SEKSNAUCZYCIELKA: Do szkoły jak na dyskotekę, dziewczynki zazdrościły jej ubrań

2013-10-17 13:27

Nauczycielka Agnieszka K. (36 l.), która urodziła dziecko swojemu 14-letnim uczniowi, była podziwiana przez nastoletnie dziewczynki.  Nigdy nie zapominała o perfekcyjnym makijażu, starannie ułożonych włosach i modnym stroju. Nic więc dziwnego, że uczniowie zwracali na nią uwagę, skoro przychodziła do szkoły wystrojona jak na dyskotekę, pisze Fakt.

Uczennice Seksnauczycielki opowiadają, że Agnieszka K. zawsze była niezwykle modnie ubrana.

– Zwracała uwagę na strój, lubiła ubierać się kolorowo. Wiele dziewczyn zazdrościło jej modnych ciuchów – mówi jedna z dziewczyn w rozmowie z Faktem.

Nauczycielka matematyki i fizyki nigdy nie oszczędzała też na swojej perfekcyjnej fryzurze. Często zmieniała kolor włosów. Jeszcze niedawno była blondynką z kolorowymi pasemkami we włosach. Teraz ma długie, kasztanowe loki.

PRZECZYTAJ KONIECZNIE: SEKSNAUCZYCIELKA: Idę w zaparte i kłamię! POSŁUCHAJ NAGRANIA!

– Lubiła też kolorowe cienie do oczu – wspominają byłe uczennice.

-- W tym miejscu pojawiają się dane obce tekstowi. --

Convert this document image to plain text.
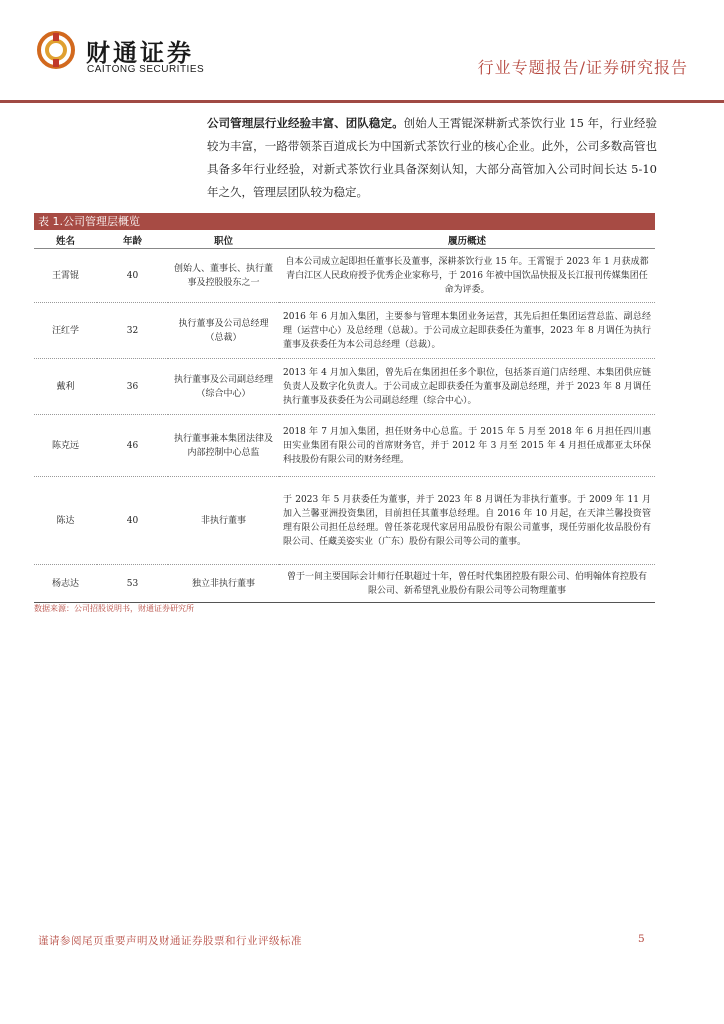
财通证券
CAITONG SECURITIES	行业专题报告/证券研究报告

公司管理层行业经验丰富、团队稳定。创始人王霄锟深耕新式茶饮行业 15 年，行业经验较为丰富，一路带领茶百道成长为中国新式茶饮行业的核心企业。此外，公司多数高管也具备多年行业经验，对新式茶饮行业具备深刻认知，大部分高管加入公司时间长达 5-10 年之久，管理层团队较为稳定。

表 1.公司管理层概览
姓名	年龄	职位	履历概述
王霄锟	40	创始人、董事长、执行董事及控股股东之一	自本公司成立起即担任董事长及董事，深耕茶饮行业 15 年。王霄锟于 2023 年 1 月获成都青白江区人民政府授予优秀企业家称号，于 2016 年被中国饮品快报及长江报刊传媒集团任命为评委。
汪红学	32	执行董事及公司总经理（总裁）	2016 年 6 月加入集团，主要参与管理本集团业务运营，其先后担任集团运营总监、副总经理（运营中心）及总经理（总裁）。于公司成立起即获委任为董事，2023 年 8 月调任为执行董事及获委任为本公司总经理（总裁）。
戴利	36	执行董事及公司副总经理（综合中心）	2013 年 4 月加入集团，曾先后在集团担任多个职位，包括茶百道门店经理、本集团供应链负责人及数字化负责人。于公司成立起即获委任为董事及副总经理，并于 2023 年 8 月调任执行董事及获委任为公司副总经理（综合中心）。
陈克远	46	执行董事兼本集团法律及内部控制中心总监	2018 年 7 月加入集团，担任财务中心总监。于 2015 年 5 月至 2018 年 6 月担任四川惠田实业集团有限公司的首席财务官，并于 2012 年 3 月至 2015 年 4 月担任成都亚太环保科技股份有限公司的财务经理。
陈达	40	非执行董事	于 2023 年 5 月获委任为董事，并于 2023 年 8 月调任为非执行董事。于 2009 年 11 月加入兰馨亚洲投资集团，目前担任其董事总经理。自 2016 年 10 月起，在天津兰馨投资管理有限公司担任总经理。曾任茶花现代家居用品股份有限公司董事，现任劳丽化妆品股份有限公司、任藏美姿实业（广东）股份有限公司等公司的董事。
杨志达	53	独立非执行董事	曾于一间主要国际会计师行任职超过十年，曾任时代集团控股有限公司、伯明翰体育控股有限公司、新希望乳业股份有限公司等公司物理董事
数据来源：公司招股说明书，财通证券研究所
谨请参阅尾页重要声明及财通证券股票和行业评级标准	5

Tak wyfiokowana nauczycielka przychodziła na lekcje, choć ubiorem bardziej pasowała na dyskotekę. Nastoletni chłopcy nie mogli oderwać od niej wzroku. Prawili jej komplementy, podrywali, a Agnieszka K. zamiast zauważyć, że jest to niestosowne, dalej kokietowała dzieci swoim ubiorem. Bywało, że dyrektorka wzywała ją do siebie i upomniała, żeby ta nie spoufalała się tak z uczniami. Ona jednak nie rozumiała tych pretensji. Zamiast wziąć uwagi dyrekcji do serca i zwiększyć dystans z uczniami, postępowała wręcz przeciwnie. Zaczęła coraz chętniej angażować się w zajęcia pozalekcyjne. Nie moga oczywiście odpuścić szkolnych dyskotek, gdzie miała okazje stworzyć jeszcze bliższe kontakty z uczniami.

Patrykowi G. (14 l.) nauczycielka wpadła w oko od razu gdy zaczął naukę w gimnazjum w Godzieszach Wielkich pod Kaliszem. Jego zainteresowanie najwyraźniej spodobało się Agnieszce K., bo zamiast zdystansować się od chłopca, wchodziła z nim w coraz bliższe relacje. Nie wspomniała o niczym dyrektorce, gdy nastolatek ją pocałował. Nie poskarżyła się też na ucznia również wtedy, gdy wysyłał jej mnóstwo miłosnych SMS-ów. Pozwoliła mu za to przyjść do swojego mieszkania w Kaliszu pod pretekstem przekazania kluczyka do szkolnej szafki. To wtedy doszło do pierwszego zbliżenia między 36-letnią nauczycielką a 14-letnim uczniem.

PRZECZYTAJ TEŻ: Seksnauczycielka o uczniu: Obiecał że się ze mną ożeni

Teraz lekkomyślnej nauczycielce grozi nawet 12 lat więzienia. Prokuratura kaliska prowadzi śledztwo w sprawie obcowania płciowego kobiety z osobą poniżej 15. roku życia.